Grosse Pointe Public Schools voters on Tuesday spoke loudly in turning down a contentious technology bond issue proposal that would have raised district taxes by 23 percent.
Seventy percent of those voting said “no,” to the $50.2 million bond issue proposal, a crushing defeat for the GP Tech Yes advocacy group, the Detroit Free Press reports.
“It certainly came as a shock to me,” Bob Haran, the group’s treasurer said of the 10-year measure. “Grosse Pointe has traditionally supported the schools at the polls.
Grosse Pointe school board president Joan Dindoffer said the vote – 8,486 for and 3,593 against – was “certainly more one-sided than I expected.”
Our earlier report:
Grosse Pointe Public Schools voters will decide Tuesday a controversial 10-year $50.2 million bond issue to buy new computers and pay for other technology upgrades.

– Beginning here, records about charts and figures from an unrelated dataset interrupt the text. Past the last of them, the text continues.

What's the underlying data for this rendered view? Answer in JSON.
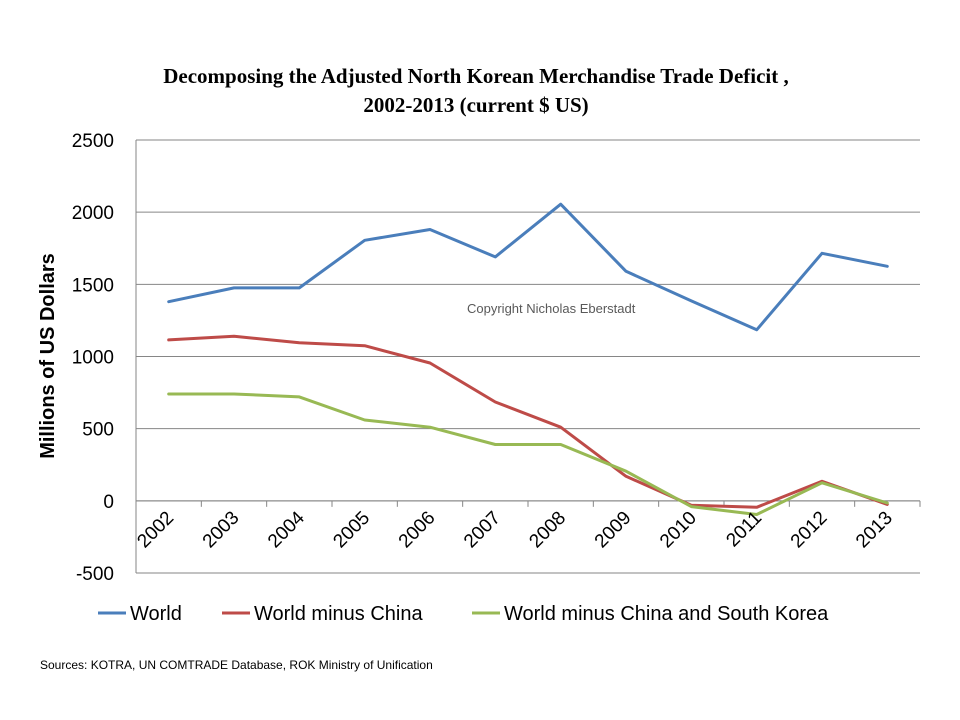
{
  "chart_data": {
    "type": "line",
    "title_line1": "Decomposing the Adjusted North Korean Merchandise Trade Deficit ,",
    "title_line2": "2002-2013 (current $ US)",
    "xlabel": "",
    "ylabel": "Millions of US Dollars",
    "categories": [
      "2002",
      "2003",
      "2004",
      "2005",
      "2006",
      "2007",
      "2008",
      "2009",
      "2010",
      "2011",
      "2012",
      "2013"
    ],
    "ylim": [
      -500,
      2500
    ],
    "yticks": [
      "-500",
      "0",
      "500",
      "1000",
      "1500",
      "2000",
      "2500"
    ],
    "grid": true,
    "legend_position": "bottom",
    "annotation": "Copyright Nicholas Eberstadt",
    "series": [
      {
        "name": "World",
        "color": "#4a7ebb",
        "values": [
          1380,
          1475,
          1475,
          1805,
          1880,
          1690,
          2055,
          1590,
          1385,
          1185,
          1715,
          1625
        ]
      },
      {
        "name": "World minus China",
        "color": "#be4b48",
        "values": [
          1115,
          1140,
          1095,
          1075,
          955,
          685,
          510,
          170,
          -30,
          -45,
          135,
          -25
        ]
      },
      {
        "name": "World minus China and South Korea",
        "color": "#98b954",
        "values": [
          740,
          740,
          720,
          560,
          510,
          390,
          390,
          205,
          -40,
          -95,
          125,
          -15
        ]
      }
    ]
  },
  "footer": {
    "sources": "Sources: KOTRA, UN COMTRADE Database, ROK Ministry of Unification"
  }
}
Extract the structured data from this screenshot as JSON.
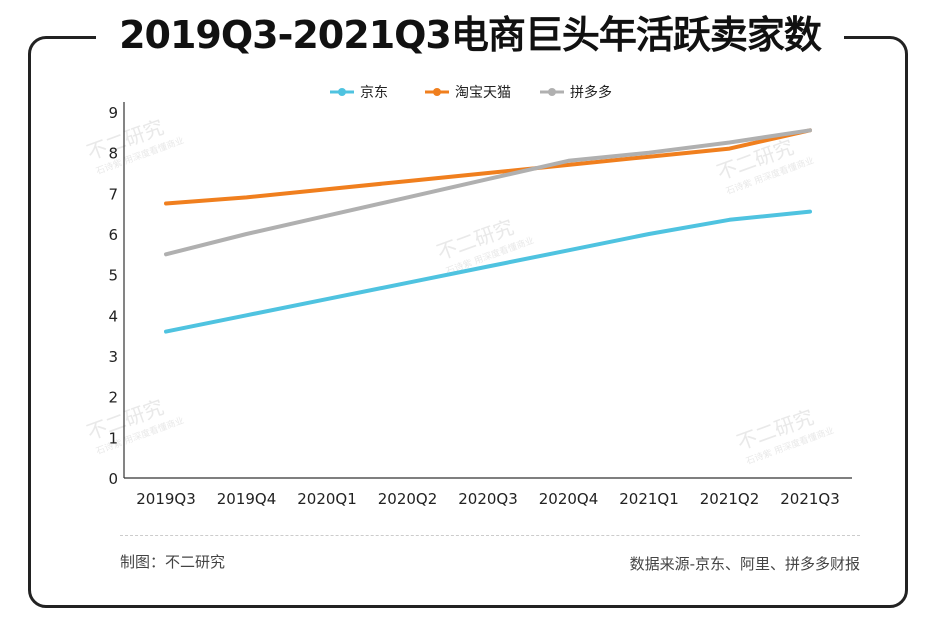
{
  "title": "2019Q3-2021Q3电商巨头年活跃卖家数",
  "footer": {
    "left": "制图：不二研究",
    "right": "数据来源-京东、阿里、拼多多财报"
  },
  "watermark": {
    "main": "不二研究",
    "sub": "石诗紫 用深度看懂商业"
  },
  "chart_data": {
    "type": "line",
    "categories": [
      "2019Q3",
      "2019Q4",
      "2020Q1",
      "2020Q2",
      "2020Q3",
      "2020Q4",
      "2021Q1",
      "2021Q2",
      "2021Q3"
    ],
    "ylim": [
      0,
      9
    ],
    "yticks": [
      "0",
      "1",
      "2",
      "3",
      "4",
      "5",
      "6",
      "7",
      "8",
      "9"
    ],
    "legend_position": "top-center",
    "grid": false,
    "series": [
      {
        "name": "京东",
        "color": "#4FC3E0",
        "values": [
          3.6,
          4.0,
          4.4,
          4.8,
          5.2,
          5.6,
          6.0,
          6.35,
          6.55
        ]
      },
      {
        "name": "淘宝天猫",
        "color": "#F07F1E",
        "values": [
          6.75,
          6.9,
          7.1,
          7.3,
          7.5,
          7.7,
          7.9,
          8.1,
          8.55
        ]
      },
      {
        "name": "拼多多",
        "color": "#B0B0B0",
        "values": [
          5.5,
          6.0,
          6.45,
          6.9,
          7.35,
          7.8,
          8.0,
          8.25,
          8.55
        ]
      }
    ]
  }
}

Polls will be open from 7 a.m. to 8 p.m.
School officials say they need the money to replace outdated equipment to improve educational opportunities for the district’s 8,300 students, but critics argue the price tag is to steep, the Detroit Free Press reports.
A 1:1 model equipping each student in grades 3-12 with a personal computing device is included in the plan. Students would be allowed to take their devices home.
“We want to get more devices in kids’ hands,” said Chris Fenton, deputy superintendent for business affairs. “We’re getting away from textbooks and going more towards computers.”
The bond issue proceeds would also be used to replace or add generators, improve libraries and media center, upgrade phone systems, add security cameras and doors to increase school safety, install a private fiber-optic network and put new computers in classrooms and labs. About 85 percent of the district’s desktop and wireless laptop computers are more than 7 years old, Fenton told the newspaper.
If approved, district property taxpayers would see a tax increase of 2.28 mills in the first year. The estimated annual impact is:
- The owner of a $70,000 home ($35,000 taxable value) would pay an additional $79.94 in taxes per year.
- The owner of a $100,000 home ($50,000 taxable value) would pay an additional $114.20 per year.
- The owner of a $200,000 home ($100,000 taxable value) would pay an additional $228.39 per year.
- The owner of a $300,000 home ($150,000 taxable value) would pay an additional $342.59 per year.
Taxpayer Jenny Greenwell, 60, said she doesn’t think the district has made its case to voters.
“I don’t see where Grosse Pointe has connected the dots between spending this money and enhancing education outcomes,” she said.